L'assassinat de Nemtsov, s'il ne relève pas d'un motif purement crapuleux, mais politique (espérons que l'enquête le démontrera) soulève bien des questions. La première qui vient à l'esprit est: à qui profite ce crime? Pour ce faire, il faut prendre en compte la situation de la Russie sur les divers fronts ou elle est engagée et attaquée, et où elle affiche quasiment partout une position de vainqueur.
— La Russie semble sur le point de contribuer à une résolution active du problème syrien en évitant la chute du régime et la désintégration cataclysmique de la région qui en aurait résulté.
— Le pays poursuit sa diplomatie économique et militaire au Moyen-Orient en signant de très lourds accords avec l'Egypte, l'Irak et la Turquie.
— Moscou vient de reconduire avec Chypre un accord militaire de haute ampleur en matière de défense, autorisant les navires de guerre russes à mouiller dans les ports chypriotes et à utiliser les installations militaires de l'île. Ce faisant, elle consolide sa position en Méditerranée et au cœur de l'UE!
— En Asie, Moscou conforte et renforce toutes ses positions, que l'on pense aux accords économiques lourds avec la Chine, l'Inde et la Corée. Vietnam et Inde devraient en outre rejoindre la zone de libre-échange de l'Union douanière.
— Mais surtout, Moscou semble sortir vainqueur du piège ukrainien, puisqu'elle a soutenu les accords de Minsk en faisant pression sur les séparatistes ukrainiens, et contraint les puissances de la vieille Europe à agir diplomatiquement en court-circuitant Bruxelles, et surtout Washington.
— La Russie semble enfin avoir réussi à franchir le cap de la crise économique dans laquelle elle s'était retrouvée, puisque le rouble ne s'est pas effondré, contrairement aux prévisions catastrophistes de la majorité des experts, et alors que certains économistes envisagent désormais même l'amélioration progressive de la situation économique en Russie.
A qui profite l'assassinat de Boris Nemtsov?
Si l'on peut se poser des questions sur le niveau de « professionnalisme » de cet assassinat qui semblait très préparé et a été exécuté sans failles, on peut aussi se demander pourquoi il est survenu la veille d'une grande marche d'opposition.
Pour le pouvoir russe, Boris Nemtsov ne présentait pas la moindre menace, son influence politique étant devenue quasi-nulle.
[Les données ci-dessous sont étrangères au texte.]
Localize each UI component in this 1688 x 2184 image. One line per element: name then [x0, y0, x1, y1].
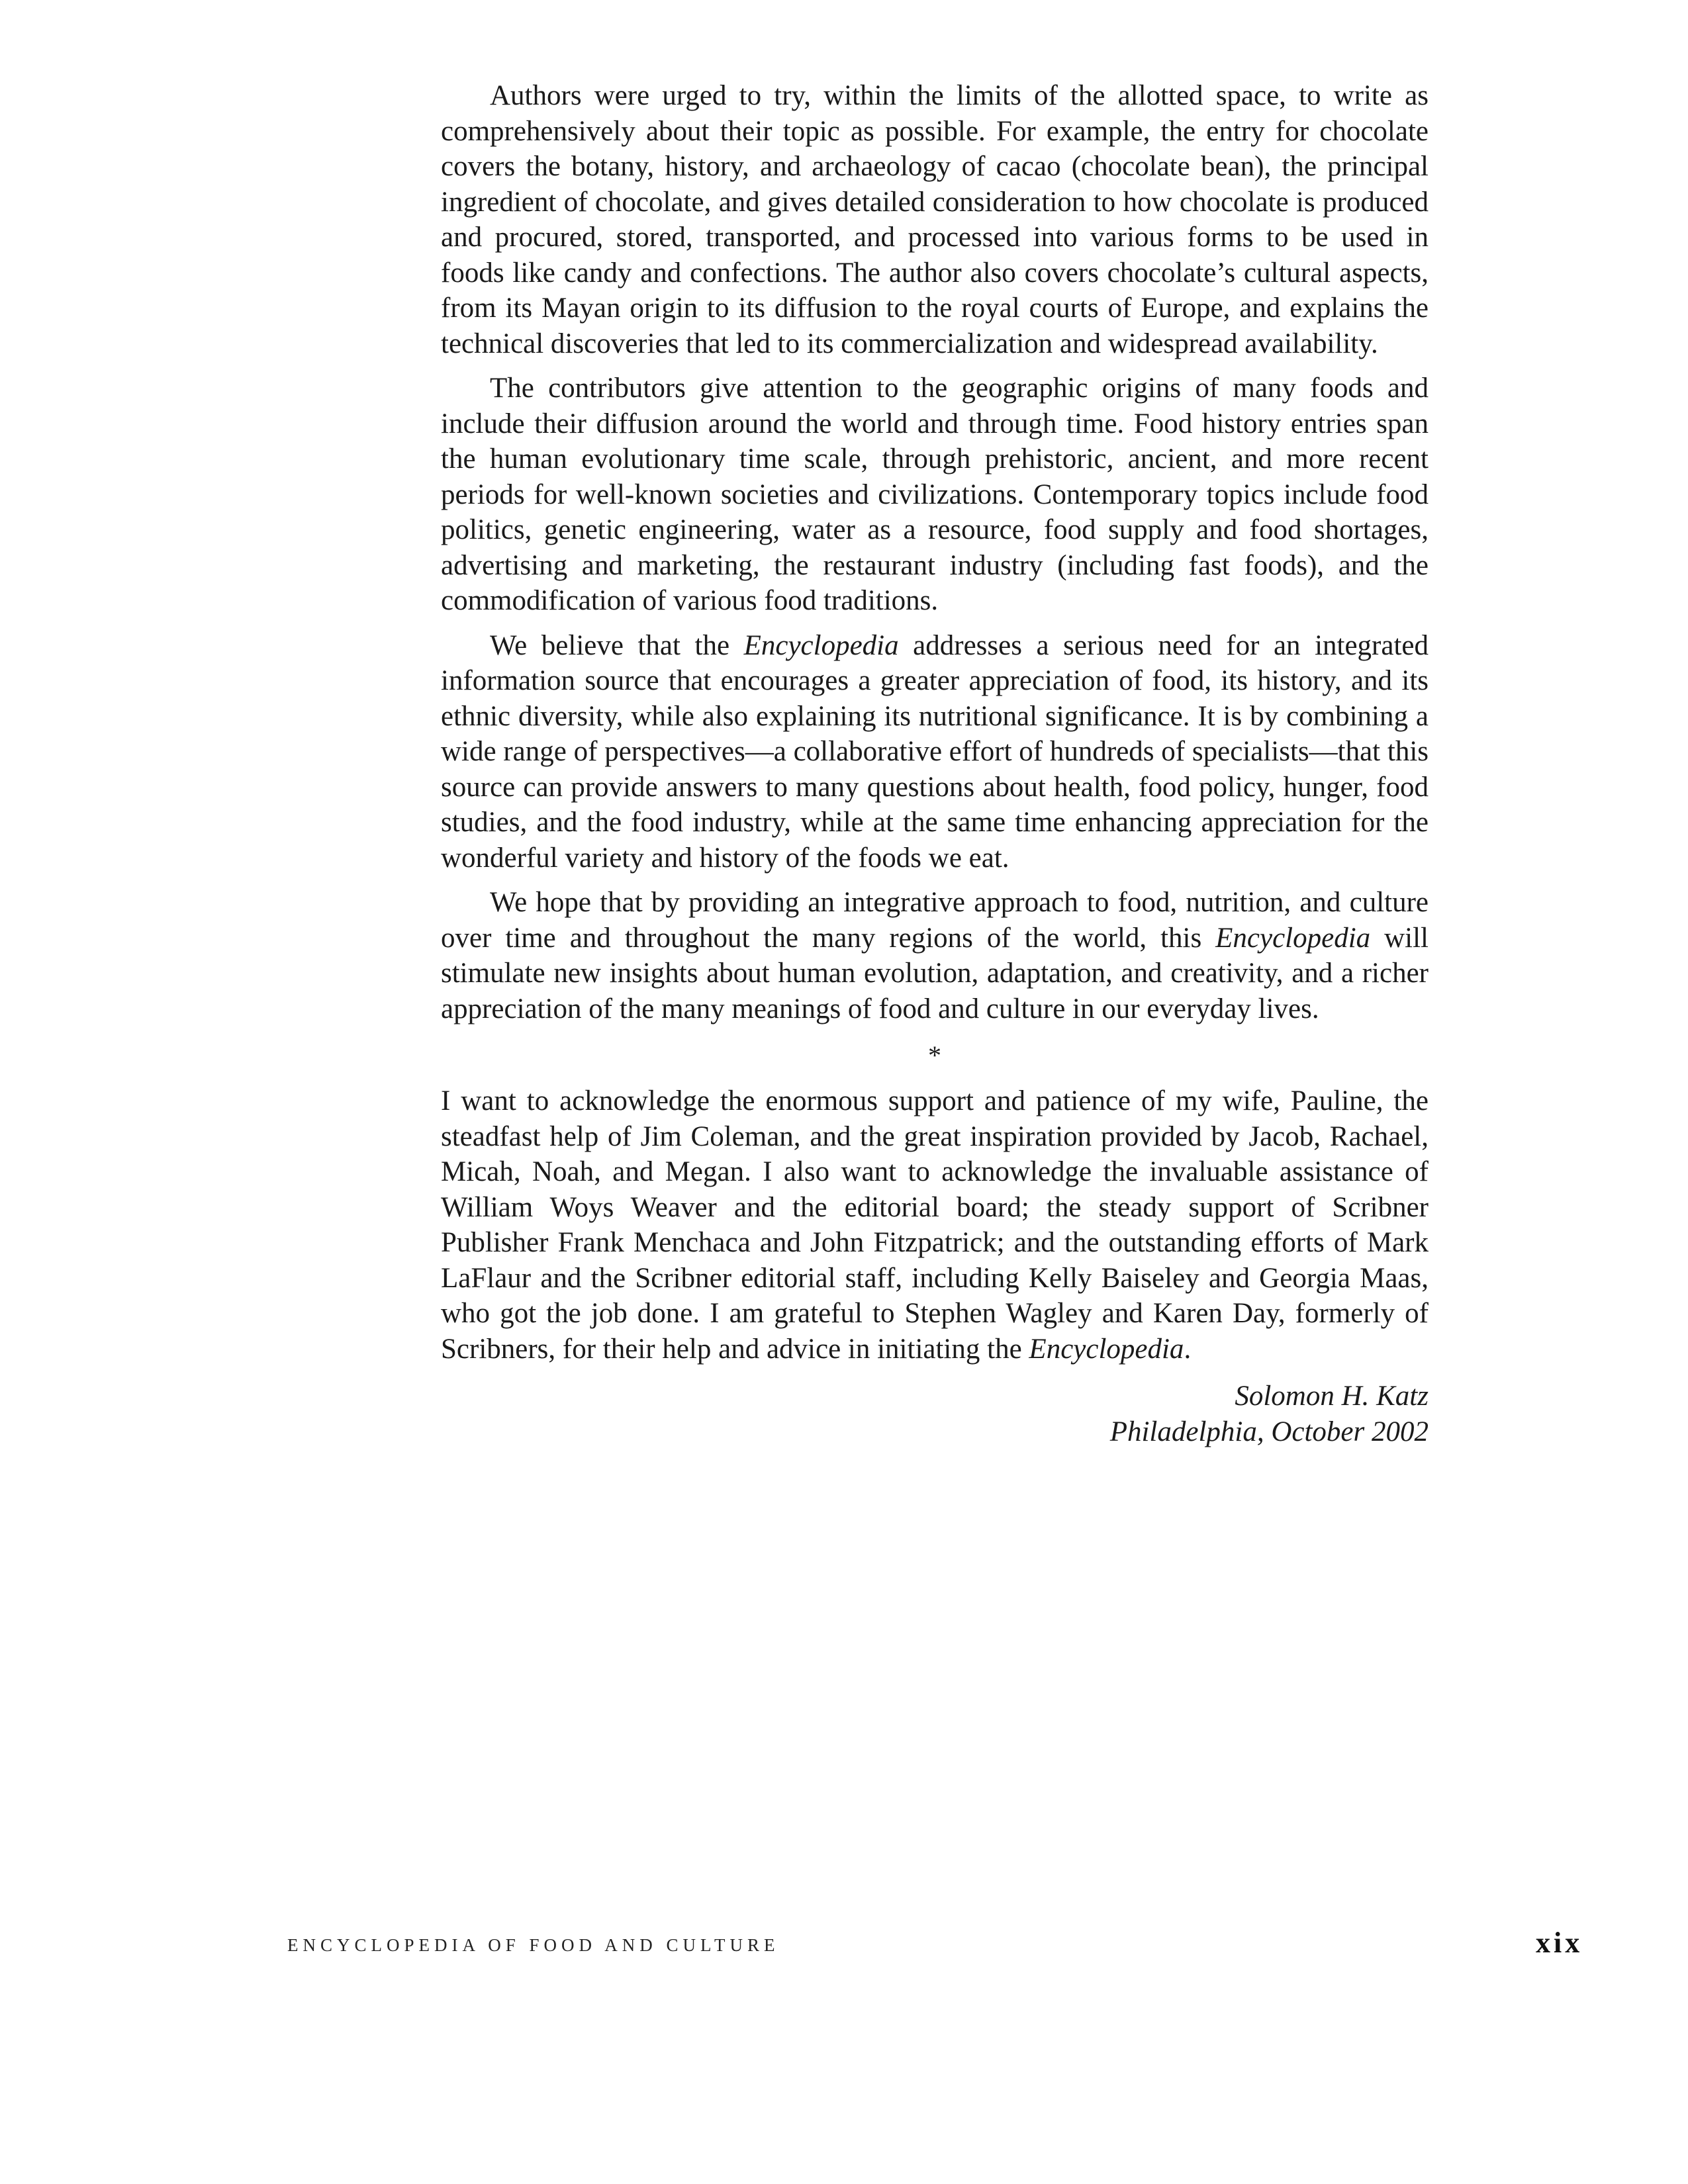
- section-break-asterisk: *: [928, 1040, 941, 1070]
- paragraph-belief-end: addresses a serious need for an integrated information source that encourages a greater appreciation of food, its history, and its ethnic diversity, while also explaining its nutritional significance. It is by combining a wide range of perspectives—a collaborative effort of hundreds of specialists—that this source can provide answers to many questions about health, food policy, hunger, food studies, and the food industry, while at the same time enhancing appreciation for the wonderful variety and history of the foods we eat.: [441, 629, 1429, 874]
- acknowledgment-italic: Encyclopedia: [1029, 1333, 1184, 1365]
- paragraph-belief-italic: Encyclopedia: [743, 629, 899, 661]
- acknowledgment-start: I want to acknowledge the enormous support and patience of my wife, Pauline, the steadfast help of Jim Coleman, and the great inspiration provided by Jacob, Rachael, Micah, Noah, and Megan. I also want to acknowledge the invaluable assistance of William Woys Weaver and the editorial board; the steady support of Scribner Publisher Frank Menchaca and John Fitzpatrick; and the outstanding efforts of Mark LaFlaur and the Scribner editorial staff, including Kelly Baiseley and Georgia Maas, who got the job done. I am grateful to Stephen Wagley and Karen Day, formerly of Scribners, for their help and advice in initiating the: [441, 1085, 1429, 1365]
- paragraph-belief: [441, 628, 1429, 876]
- paragraph-hope-italic: Encyclopedia: [1215, 922, 1371, 954]
- paragraph-hope: [441, 885, 1429, 1026]
- text-column: [441, 78, 1429, 1449]
- acknowledgment-end: .: [1184, 1333, 1192, 1365]
- page-number: xix: [1536, 1927, 1583, 1959]
- paragraph-hope-end: will stimulate new insights about human evolution, adaptation, and creativity, and a richer appreciation of the many meanings of food and culture in our everyday lives.: [441, 922, 1429, 1024]
- paragraph-authors: Authors were urged to try, within the limits of the allotted space, to write as comprehensively about their topic as possible. For example, the entry for chocolate covers the botany, history, and archaeology of cacao (chocolate bean), the principal ingredient of chocolate, and gives detailed consideration to how chocolate is produced and procured, stored, transported, and processed into various forms to be used in foods like candy and confections. The author also covers chocolate’s cultural aspects, from its Mayan origin to its diffusion to the royal courts of Europe, and explains the technical discoveries that led to its commercialization and widespread availability.: [441, 80, 1429, 359]
- paragraph-acknowledgment: [441, 1083, 1429, 1367]
- signature-place-date: Philadelphia, October 2002: [1109, 1416, 1429, 1447]
- paragraph-hope-start: We hope that by providing an integrative approach to food, nutrition, and culture over time and throughout the many regions of the world, this: [441, 887, 1429, 954]
- signature-block: [441, 1379, 1429, 1449]
- paragraph-contributors: The contributors give attention to the geographic origins of many foods and include their diffusion around the world and through time. Food history entries span the human evolutionary time scale, through prehistoric, ancient, and more recent periods for well-known societies and civilizations. Contemporary topics include food politics, genetic engineering, water as a resource, food supply and food shortages, advertising and marketing, the restaurant industry (including fast foods), and the commodification of various food traditions.: [441, 373, 1429, 616]
- running-footer-title: ENCYCLOPEDIA OF FOOD AND CULTURE: [287, 1935, 780, 1955]
- paragraph-belief-start: We believe that the: [490, 629, 744, 661]
- signature-name: Solomon H. Katz: [1235, 1381, 1429, 1412]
Soyons clairs: avec 85% de soutien au sein de la population et un printemps qui semblait préfigurer une stabilisation de la situation économique intérieure, ainsi qu'une amorce de règlement du conflit ukrainien, les autorités russes n'avaient aucune raison de prendre le moindre risque en s'attirant les foudres de la communauté internationale, et en faisant de nouveau passer la Russie pour un pays sans règles, anarchique et violent.
Quoi qu'il en soit, une chose est certaine: l'odieux assassinat de Boris Nemtsov est sans aucun doute l'un des événements politiques les plus importants de la Russie post-soviétique. Non pas en raison de l'influence politique de ce dernier, mais parce que cette mort qui symbolise la fin d'une ère: celle des années 90, une époque dont le peuple russe ne veut plus.